Problems with Proof-of-Stake

The Proof-of-Stake algorithm makes it almost impossible for cryptocurrency networks to become centralized. The network is secured and transactions are verified by other users in a peer-to-peer system based on the cryptocurrency that each user holds (the “stake”).

The Proof-of-Stake algorithm is also known as “minting” rather than mining. This is because new blocks are created rather than unlocked. Instead of solving equations to earn coins, the Proof-of-Stake will choose users at random to be the generators of new blocks. Therefore, the process of minting does not need significant amounts of energy or complex technology to be completed, so any user can profitably participate in it.

How Peercoin Uses PoW and PoS

Interestingly, Peercoin uses both the Proof-of-Work and Proof-of-Stake algorithms. The PoW algorithm is used to spread the distribution of new coins. Proof-of-Stake serves a different purpose; it secures the network and prevents Selfish Mining attacks. Peercoin mining uses the same algorithm as Bitcoin (SHA-256), so anyone with a Bitcoin mining rig can use it to mine Peercoin.

Peercoin’s network is designed so that as the overall strength of the network grows, the profitability of mining shrinks. This is another important way that Peercoin prevents mining entities with more powerful resources from owning large portions of the network.

Those that are interested in mining Peercoin can view the mining guide on the Peercoin website, or choose from several mining pools. The two mining pools that are dedicated exclusively to Peercoin are Ecoining and Peercoin Solo Pool. The former charges a 1% fee and employs a Pay Per Last N Shares payout system, while the latter allows for immediate payouts and solo mining. Multicoin pools that include Peercoin include Coinotron, Give me COINS,, and SecurePayment CC.

Peercoin Wallet

Peercoin offers four wallets available for download on its website: two desktop wallets (Peerunity and Peercoin-QT), a paper wallet, and an Android wallet. The Peerunity wallet was developed by the Peercoin community and is recommended for most users. It offers one-click minting and coin control, and has a tab dedicated to mining. Payments are made through addresses, which are 34-character randomly generated strings.

The user-developed Peercoin-QT wallet consists of Peercoin’s core protocol, and only receives high-priority updates. This wallet is intended for developers. According to the Peercoin website, “cold minting” keys will soon be available for the Peercoin-QT wallet–that is, a wallet that will allow users to keep minting even while offline.

The paper wallet is a good option for users who want to store their coins for a long period of time or limit access to their coins. The Android wallet does not carry the entire blockchain, and cannot be used to mint coins, but is the best option for mobile accessibility and quick trading.

History of Peercoin

Scott Nadal and Sunny King created Peercoin 2012. Peercoin was based on a paper by the same pair of people. Eventually, Scott Nadal dropped out of the project and Sunny King took over.

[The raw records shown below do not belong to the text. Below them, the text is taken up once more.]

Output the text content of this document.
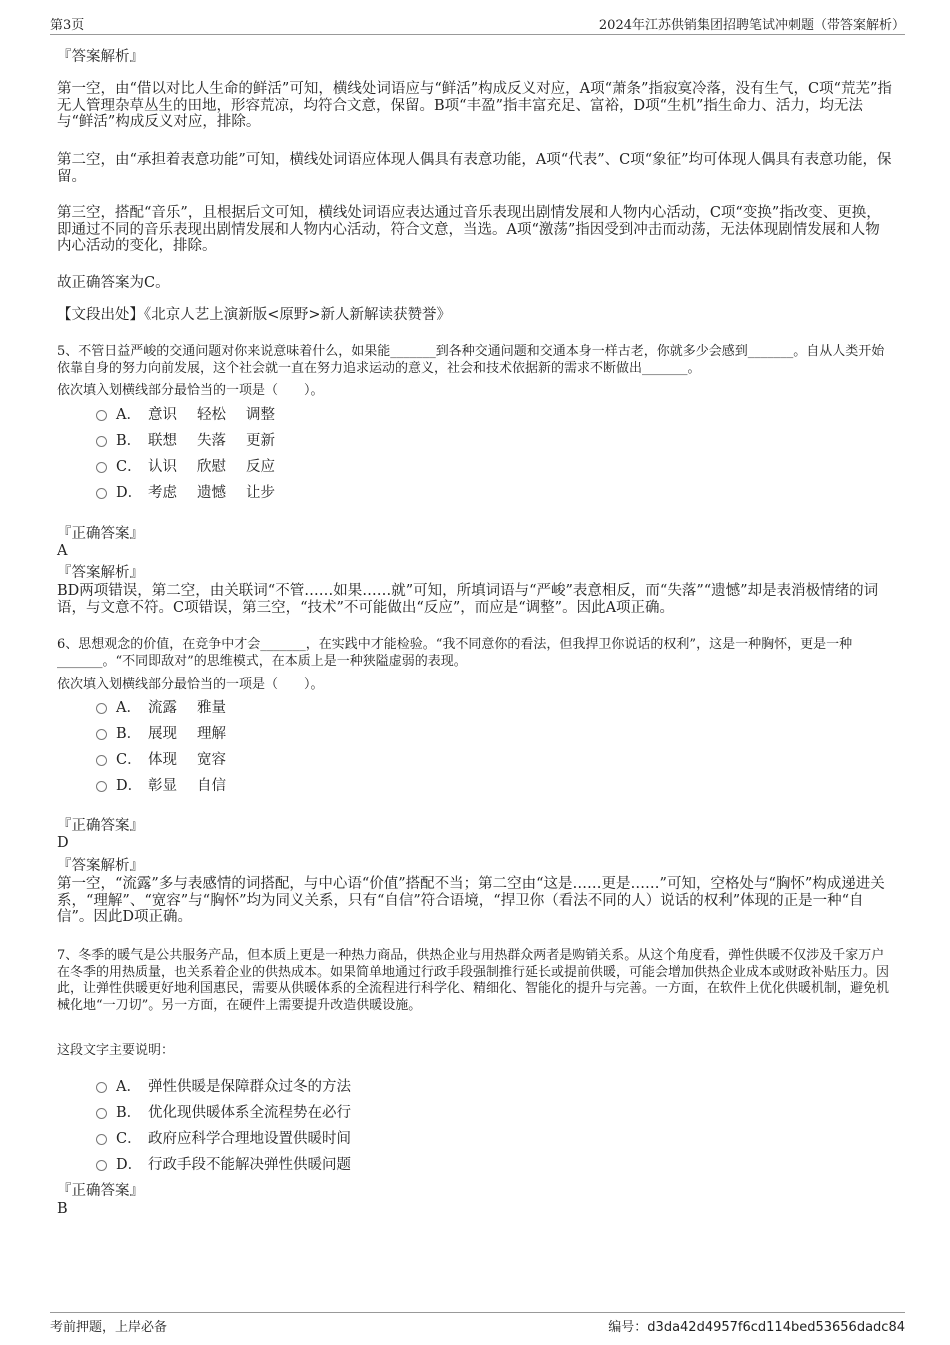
第3页	2024年江苏供销集团招聘笔试冲刺题（带答案解析）
『答案解析』
第一空，由“借以对比人生命的鲜活”可知，横线处词语应与“鲜活”构成反义对应，A项“萧条”指寂寞冷落，没有生气，C项“荒芜”指无人管理杂草丛生的田地，形容荒凉，均符合文意，保留。B项“丰盈”指丰富充足、富裕，D项“生机”指生命力、活力，均无法与“鲜活”构成反义对应，排除。
第二空，由“承担着表意功能”可知，横线处词语应体现人偶具有表意功能，A项“代表”、C项“象征”均可体现人偶具有表意功能，保留。
第三空，搭配“音乐”，且根据后文可知，横线处词语应表达通过音乐表现出剧情发展和人物内心活动，C项“变换”指改变、更换，即通过不同的音乐表现出剧情发展和人物内心活动，符合文意，当选。A项“激荡”指因受到冲击而动荡，无法体现剧情发展和人物内心活动的变化，排除。
故正确答案为C。
【文段出处】《北京人艺上演新版<原野>新人新解读获赞誉》
5、不管日益严峻的交通问题对你来说意味着什么，如果能_______到各种交通问题和交通本身一样古老，你就多少会感到_______。自从人类开始依靠自身的努力向前发展，这个社会就一直在努力追求运动的意义，社会和技术依据新的需求不断做出_______。
依次填入划横线部分最恰当的一项是（　　）。
A． 意识 轻松 调整
B． 联想 失落 更新
C． 认识 欣慰 反应
D． 考虑 遗憾 让步
『正确答案』
A
『答案解析』
BD两项错误，第二空，由关联词“不管……如果……就”可知，所填词语与“严峻”表意相反，而“失落”“遗憾”却是表消极情绪的词语，与文意不符。C项错误，第三空，“技术”不可能做出“反应”，而应是“调整”。因此A项正确。
6、思想观念的价值，在竞争中才会_______，在实践中才能检验。“我不同意你的看法，但我捍卫你说话的权利”，这是一种胸怀，更是一种_______。“不同即敌对”的思维模式，在本质上是一种狭隘虚弱的表现。
依次填入划横线部分最恰当的一项是（　　）。
A． 流露 雅量
B． 展现 理解
C． 体现 宽容
D． 彰显 自信
『正确答案』
D
『答案解析』
第一空，“流露”多与表感情的词搭配，与中心语“价值”搭配不当；第二空由“这是……更是……”可知，空格处与“胸怀”构成递进关系，“理解”、“宽容”与“胸怀”均为同义关系，只有“自信”符合语境，“捍卫你（看法不同的人）说话的权利”体现的正是一种“自信”。因此D项正确。
7、冬季的暖气是公共服务产品，但本质上更是一种热力商品，供热企业与用热群众两者是购销关系。从这个角度看，弹性供暖不仅涉及千家万户在冬季的用热质量，也关系着企业的供热成本。如果简单地通过行政手段强制推行延长或提前供暖，可能会增加供热企业成本或财政补贴压力。因此，让弹性供暖更好地利国惠民，需要从供暖体系的全流程进行科学化、精细化、智能化的提升与完善。一方面，在软件上优化供暖机制，避免机械化地“一刀切”。另一方面，在硬件上需要提升改造供暖设施。
这段文字主要说明：
A． 弹性供暖是保障群众过冬的方法
B． 优化现供暖体系全流程势在必行
C． 政府应科学合理地设置供暖时间
D． 行政手段不能解决弹性供暖问题
『正确答案』
B
考前押题，上岸必备	编号：d3da42d4957f6cd114bed53656dadc84
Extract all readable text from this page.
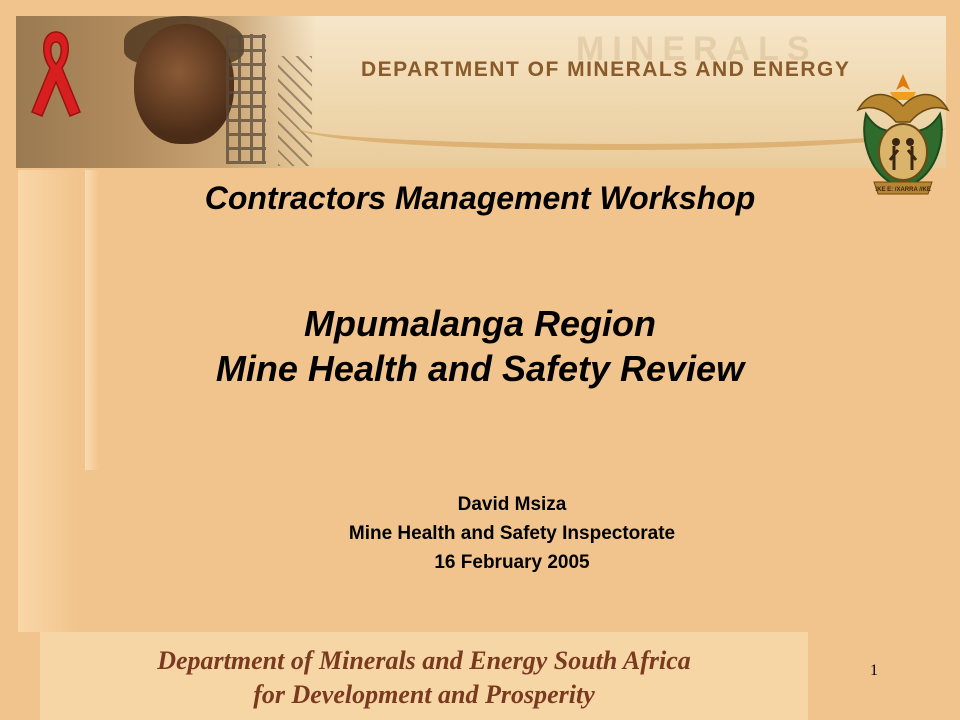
MINERALS
DEPARTMENT OF MINERALS AND ENERGY
!KE E: /XARRA //KE
Contractors Management Workshop
Mpumalanga Region
Mine Health and Safety Review
David Msiza
Mine Health and Safety Inspectorate
16 February 2005
Department of Minerals and Energy South Africa
for Development and Prosperity
1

Peercoin is built on much of the same code as Bitcoin.

Financially, Peercoin has stayed relatively steady and stable since its origins. It hit its high point in 2014, when it reached $7.28USD, but has not really come close to reaching that point since. It hovered between $0.20-$0.50USD between 2015 and early 2017, when it saw a rise. As these words are being written, Peercoin is worth $1.66USD.

Future of Peercoin

As one of the older cryptocurrencies, Peercoin has proven itself to show some maturity; while other cryptocurrencies wildly oscillated all over the charts, Peercoin has stayed relatively quite steady over the course of the last few years.

Those who are interesting in obtaining Peercoin must take the long view if they are looking to get any sort of significant returns on their money. The developers of Peercoin put much thought into creating a secure and protected cryptocurrency that would act as a safe haven for investors. Although Peercoin does not have the hype that other rockstar cryptocurrencies do at this particular moment in time, it is a wise option for users looking for a safe place to store their money.